The truth about great Wallaby hope Will Skelton
There was a time, not that long ago, when Will Skelton looked like he might be filed under “great wasted talents” in Australian rugby’s bulging archive of regret.
A 6’8, 145kg-plus enigma with legs like tree trunks but whose early on-field performances never quite lived up to their outsized billing.
Big body, bigger potential, but somehow it never quite fully clicked on Australian soil.
And yet tomorrow night in Melbourne, as the Wallabies try to avoid the ignominy of a Lions series ceded inside the first two Tests – something they haven’t done since 1966 – it’s Skelton who stands in the way.
Not just by physical default, but as the man with the most to offer. A multiple European champion. A second-rower forged in the white-hot fires of the northern hemisphere. A walking redemption arc.
If there was ever a player to make the case for exporting Australia’s misfits to Europe for reconditioning, it’s him. At Saracens, he was reshaped – literally – by a brutal diet, S&C and Sarries’ famously structured systems.
“I saw him after a recent Sarries game and thought ‘that jersey is hanging off him!’,” Wallaby great Michael Lynagh told RugbyPass back in 2018. “It is unbelievable but even though he has lost weight, he is still a big man – two of me.”
By the time he landed in La Rochelle, he was no longer just a project. Under Ronan O’Gara, he became a pillar of a Champions Cup dynasty and arguably the most consistently destructive tight five forward in Europe.
Opposition – whether in European club rugby or at Test level – had to pivot their games around dealing with the giant problems he posed. And not just his big body, but his carrying and off-loading abilities.
They often failed.
“He’s just stronger than everyone else,” said commentator David Flatman during Skelton’s maul-mangling exhibition against Wales at the end of last year. “That’s what happens.”
In the northern hemisphere, Skelton didn’t just collect silverware – he gathered scar tissue, technical nous and an all-court game that had eluded him back home. By 2023, he was Australia’s World Cup captain, and while injury curtailed his influence in France, the point had been made.

Skelton wasn’t a novelty anymore. He was a necessity.
Joe Schmidt certainly thinks so. Ahead of the MCG showdown, the Wallabies head coach made it plain: this is no time for niceties.
“Will has accumulated that experience, he knows what it’s like to play these players, he plays them regularly and he’s won against them regularly in the big European games,” Schmidt said.
The Lions are circling, and Schmidt has picked a man who’s lifted cups in Newcastle, Dublin, London and Marseille – to stop the rot.

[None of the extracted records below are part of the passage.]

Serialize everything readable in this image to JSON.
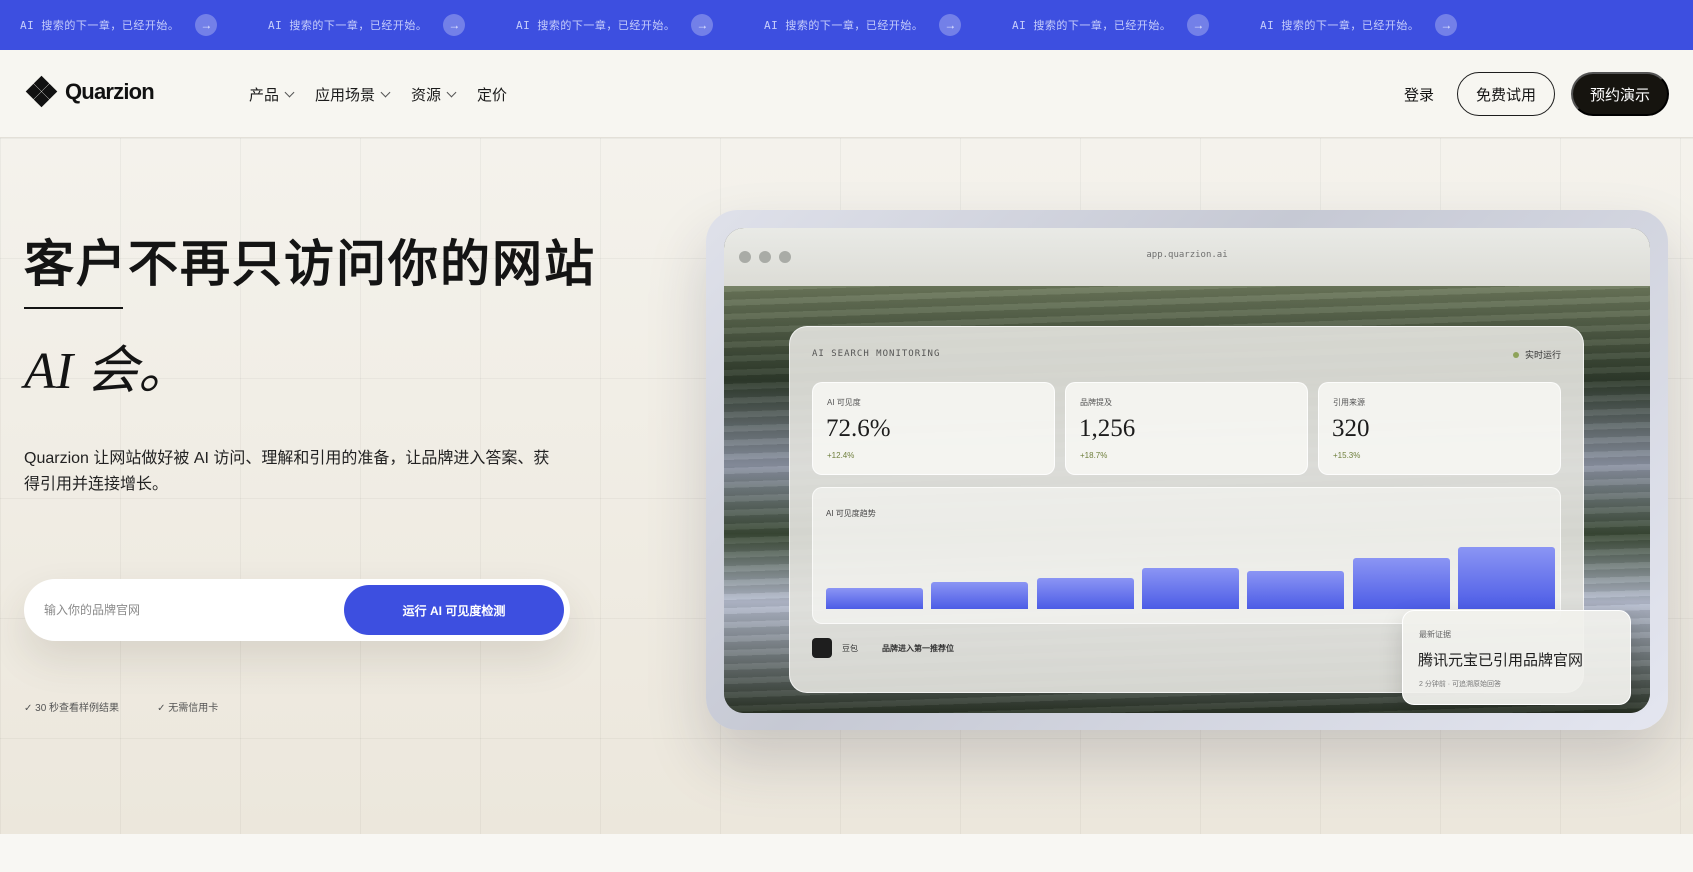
{
  "marquee": {
    "items": [
      "AI 搜索的下一章，已经开始。",
      "AI 搜索的下一章，已经开始。",
      "AI 搜索的下一章，已经开始。",
      "AI 搜索的下一章，已经开始。",
      "AI 搜索的下一章，已经开始。",
      "AI 搜索的下一章，已经开始。",
      "AI 搜索的下一章，已经开始。"
    ],
    "arrow_icon": "arrow-right-icon"
  },
  "header": {
    "brand": "Quarzion",
    "nav": [
      {
        "label": "产品",
        "has_dropdown": true
      },
      {
        "label": "应用场景",
        "has_dropdown": true
      },
      {
        "label": "资源",
        "has_dropdown": true
      },
      {
        "label": "定价",
        "has_dropdown": false
      }
    ],
    "login": "登录",
    "trial": "免费试用",
    "demo": "预约演示"
  },
  "hero": {
    "headline_line1": "客户不再只访问你的网站",
    "headline_line2": "AI 会。",
    "lead": "Quarzion 让网站做好被 AI 访问、理解和引用的准备，让品牌进入答案、获得引用并连接增长。",
    "search_placeholder": "输入你的品牌官网",
    "search_button": "运行 AI 可见度检测",
    "checks": [
      "✓ 30 秒查看样例结果",
      "✓ 无需信用卡"
    ]
  },
  "mockup": {
    "url": "app.quarzion.ai",
    "dashboard_title": "AI SEARCH MONITORING",
    "status": "实时运行",
    "kpis": [
      {
        "label": "AI 可见度",
        "value": "72.6%",
        "delta": "+12.4%"
      },
      {
        "label": "品牌提及",
        "value": "1,256",
        "delta": "+18.7%"
      },
      {
        "label": "引用来源",
        "value": "320",
        "delta": "+15.3%"
      }
    ],
    "trend_label": "AI 可见度趋势",
    "trend_levels": [
      0.23,
      0.3,
      0.34,
      0.45,
      0.42,
      0.57,
      0.69
    ],
    "footer_source": "豆包",
    "footer_text": "品牌进入第一推荐位",
    "evidence": {
      "label": "最新证据",
      "title": "腾讯元宝已引用品牌官网",
      "sub": "2 分钟前 · 可追溯原始回答"
    }
  },
  "colors": {
    "accent": "#3d4fe0",
    "dark": "#16140f",
    "live": "#8ea35a"
  }
}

“Will is a very calm influence… his experience and his history of being involved in successful teams, I think it just gives other players confidence.”
Tom Wright summed it up without much poetry but with absolute clarity: “His resume speaks for itself.”

Indeed it does. A Super Rugby title. Two Premierships. Two Champions Cups. Skelton has tasted more champagne in Europe than the Wallabies have tasted Gatorade in the past five years.
Yet despite his standing within the game, the 33-year-old product of Hills Sports High School goes into tomorrow night’s do-or-die second Test with just 32 caps to his name. A decent haul, no doubt, but maybe one that tells its own story: the Wallabies, unlike Skelton’s European employers, have sometimes failed to see his value.
That’s certainly no longer the case, given his heralding in the Aussie press this week.
It’ll be a full circle moment for Skelton. When he first played against the British & Irish Lions as a rookie Waratah back in 2013, the gravity of the tour was a little lost on him.
“I was very raw, I didn’t understand the magnitude of the (Lions) tour as I do now with all the experience I’ve had,” Skelton said in Sydney last month. “It’s a massive, massive occasion for rugby and especially rugby in Australia … it will be the pinnacle.”
Indeed, Saturday night is no ordinary Test. It’s win or become a pub trivia footnote – the second Wallaby team in 59 years to lose a Lions series without so much as a whimper. Wallabies skipper Harry Wilson has talked about pressure being “what you love about professional sport.”
Well, here it is.
With over 90,000 expected at the MCG and an entire rugby public waiting for someone – anyone – to strike a blow for the Wallabies, it’s a player born in Australia but very much forged on the fields of Europe, that they’ve turned to.
Skelton is no longer a question mark. He’s an answer. Maybe the only one the Wallabies have got.